All hands on deck: How advisers prepare for the tax year end

All hands on deck: How advisers prepare for the tax year end

The "silly" season is upon financial advisers, which means all hands on deck at many businesses scrambling to make those last minute tax savings for their clients. 

"March is a very, very busy period of time for us despite all best intentions, despite trying to educate our clients to get things done early," said Martin Bamford, a chartered financial planner and head of client education at Informed Choice.

"There's always that small minority that leave things to the last minute and we really have to crack the whip and get things done in time."

The clients typically causing the biggest workload for advisers in March are the wealth accumulators, said Bamford, particularly business owners working towards the March end of business year.

"They are the ones that are all of a sudden on the phone in the last sort of week of the tax year saying, 'Can we put in a big pension contribution'," he added.

But it is not all about existing clients, there are new clients coming through the door looking for last minute financial plans too.

That is why Informed Choice has taken the step of not accepting new clients until May 1, according to Bamford. "We get lots of enquiries but we want to first and foremost give the best service to our existing clients," he said.

Helen Howcroft, managing director at Equanimity, said the important thing was to have a strategy in place to manage an adviser's workload throughout the tax year.
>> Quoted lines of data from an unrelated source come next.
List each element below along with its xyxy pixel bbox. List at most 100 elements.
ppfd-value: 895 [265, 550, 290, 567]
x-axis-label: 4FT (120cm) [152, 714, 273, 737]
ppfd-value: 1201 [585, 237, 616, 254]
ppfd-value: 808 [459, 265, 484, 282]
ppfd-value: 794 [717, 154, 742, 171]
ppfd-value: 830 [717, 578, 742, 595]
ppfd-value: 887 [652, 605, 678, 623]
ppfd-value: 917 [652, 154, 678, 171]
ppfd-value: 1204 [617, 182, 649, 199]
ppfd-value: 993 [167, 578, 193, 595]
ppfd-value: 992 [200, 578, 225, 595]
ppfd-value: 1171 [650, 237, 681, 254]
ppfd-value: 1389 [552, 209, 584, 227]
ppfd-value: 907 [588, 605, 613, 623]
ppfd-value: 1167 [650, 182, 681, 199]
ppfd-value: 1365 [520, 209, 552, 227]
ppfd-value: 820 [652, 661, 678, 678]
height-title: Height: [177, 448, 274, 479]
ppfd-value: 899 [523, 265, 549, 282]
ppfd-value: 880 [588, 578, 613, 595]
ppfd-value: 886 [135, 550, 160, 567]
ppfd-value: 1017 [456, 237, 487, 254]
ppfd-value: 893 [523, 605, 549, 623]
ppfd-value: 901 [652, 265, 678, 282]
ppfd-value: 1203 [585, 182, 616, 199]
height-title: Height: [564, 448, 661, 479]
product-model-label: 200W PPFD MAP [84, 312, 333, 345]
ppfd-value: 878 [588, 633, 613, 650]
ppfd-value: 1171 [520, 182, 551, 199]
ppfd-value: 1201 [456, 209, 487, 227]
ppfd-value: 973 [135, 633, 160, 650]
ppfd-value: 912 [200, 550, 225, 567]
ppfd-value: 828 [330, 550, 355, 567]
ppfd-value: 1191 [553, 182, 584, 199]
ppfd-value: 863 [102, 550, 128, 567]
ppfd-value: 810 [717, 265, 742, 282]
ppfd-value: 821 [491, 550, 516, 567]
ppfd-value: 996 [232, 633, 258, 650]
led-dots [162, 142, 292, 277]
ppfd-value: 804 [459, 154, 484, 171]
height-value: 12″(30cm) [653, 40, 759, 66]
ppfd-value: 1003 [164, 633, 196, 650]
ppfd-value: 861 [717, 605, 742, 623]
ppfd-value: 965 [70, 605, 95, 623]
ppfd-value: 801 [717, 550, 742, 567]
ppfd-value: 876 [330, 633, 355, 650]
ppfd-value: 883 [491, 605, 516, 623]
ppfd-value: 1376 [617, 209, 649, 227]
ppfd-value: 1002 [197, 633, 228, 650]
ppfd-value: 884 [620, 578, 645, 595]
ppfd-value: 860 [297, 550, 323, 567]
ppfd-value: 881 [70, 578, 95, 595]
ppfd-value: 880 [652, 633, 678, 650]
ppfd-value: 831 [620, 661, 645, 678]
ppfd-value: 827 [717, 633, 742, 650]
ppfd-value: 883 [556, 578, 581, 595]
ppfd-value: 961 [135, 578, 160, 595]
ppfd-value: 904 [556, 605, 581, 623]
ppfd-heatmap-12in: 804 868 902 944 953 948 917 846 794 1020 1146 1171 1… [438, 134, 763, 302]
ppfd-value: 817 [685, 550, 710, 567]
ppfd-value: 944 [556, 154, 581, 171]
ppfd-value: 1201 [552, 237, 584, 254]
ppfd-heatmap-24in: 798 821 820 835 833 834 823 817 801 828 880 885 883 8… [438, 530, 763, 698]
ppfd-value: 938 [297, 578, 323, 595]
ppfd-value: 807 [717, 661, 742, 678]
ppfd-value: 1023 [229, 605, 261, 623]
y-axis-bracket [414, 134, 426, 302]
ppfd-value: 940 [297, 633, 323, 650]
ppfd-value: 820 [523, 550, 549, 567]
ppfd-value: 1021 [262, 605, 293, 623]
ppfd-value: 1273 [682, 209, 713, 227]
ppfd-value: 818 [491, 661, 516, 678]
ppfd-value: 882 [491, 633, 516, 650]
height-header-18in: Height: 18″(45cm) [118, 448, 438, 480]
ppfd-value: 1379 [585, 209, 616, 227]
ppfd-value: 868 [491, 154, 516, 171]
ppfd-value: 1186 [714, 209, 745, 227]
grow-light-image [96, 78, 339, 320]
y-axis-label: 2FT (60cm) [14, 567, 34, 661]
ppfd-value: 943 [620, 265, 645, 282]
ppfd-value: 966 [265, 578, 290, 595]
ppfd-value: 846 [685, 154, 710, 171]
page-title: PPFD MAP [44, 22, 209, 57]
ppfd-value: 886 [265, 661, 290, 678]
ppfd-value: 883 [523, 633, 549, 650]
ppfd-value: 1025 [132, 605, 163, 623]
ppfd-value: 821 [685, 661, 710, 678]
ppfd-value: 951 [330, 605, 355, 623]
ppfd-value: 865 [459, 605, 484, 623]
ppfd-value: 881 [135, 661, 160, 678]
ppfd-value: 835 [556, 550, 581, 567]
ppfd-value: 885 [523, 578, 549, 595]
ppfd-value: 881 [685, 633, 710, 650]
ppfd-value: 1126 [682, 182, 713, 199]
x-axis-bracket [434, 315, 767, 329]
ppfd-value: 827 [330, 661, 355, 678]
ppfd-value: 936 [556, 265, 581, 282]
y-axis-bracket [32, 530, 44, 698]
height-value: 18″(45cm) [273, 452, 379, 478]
"There has to be a very clear strategy within the business to be very organised and actually knowing which clients are the disorganised ones so that you can stay on top of them and make them aware of the deadline being given." 

But it is not always the adviser's workload that is dictating the deadline, said Paul Stocks, IFA at Continuum.

"One of the first things I look at is when is Easter, because we've had a few years when there was turmoil in the market, tax year approaching and there was Easter as well and that can have a massive impact on timescales.

"It's [about] planning ahead... but it does come down to providers' timescales as well, which they'll often share in advance."

When it comes to product areas, there are some that are expected to feature on every adviser's agenda.

"If we haven't maximised Isas and pensions then we are going to be utilising general investment accounts and maximising capital gains tax planning with moving assets from a taxed environment into a non-taxed environment," said Howcroft.

She said she would also be looking at EIS at this time of the tax year, and traditionally at venture capital trusts. But as the latter are opening earlier and earlier in the tax year, planning around VCTs now typically starts around September, she added.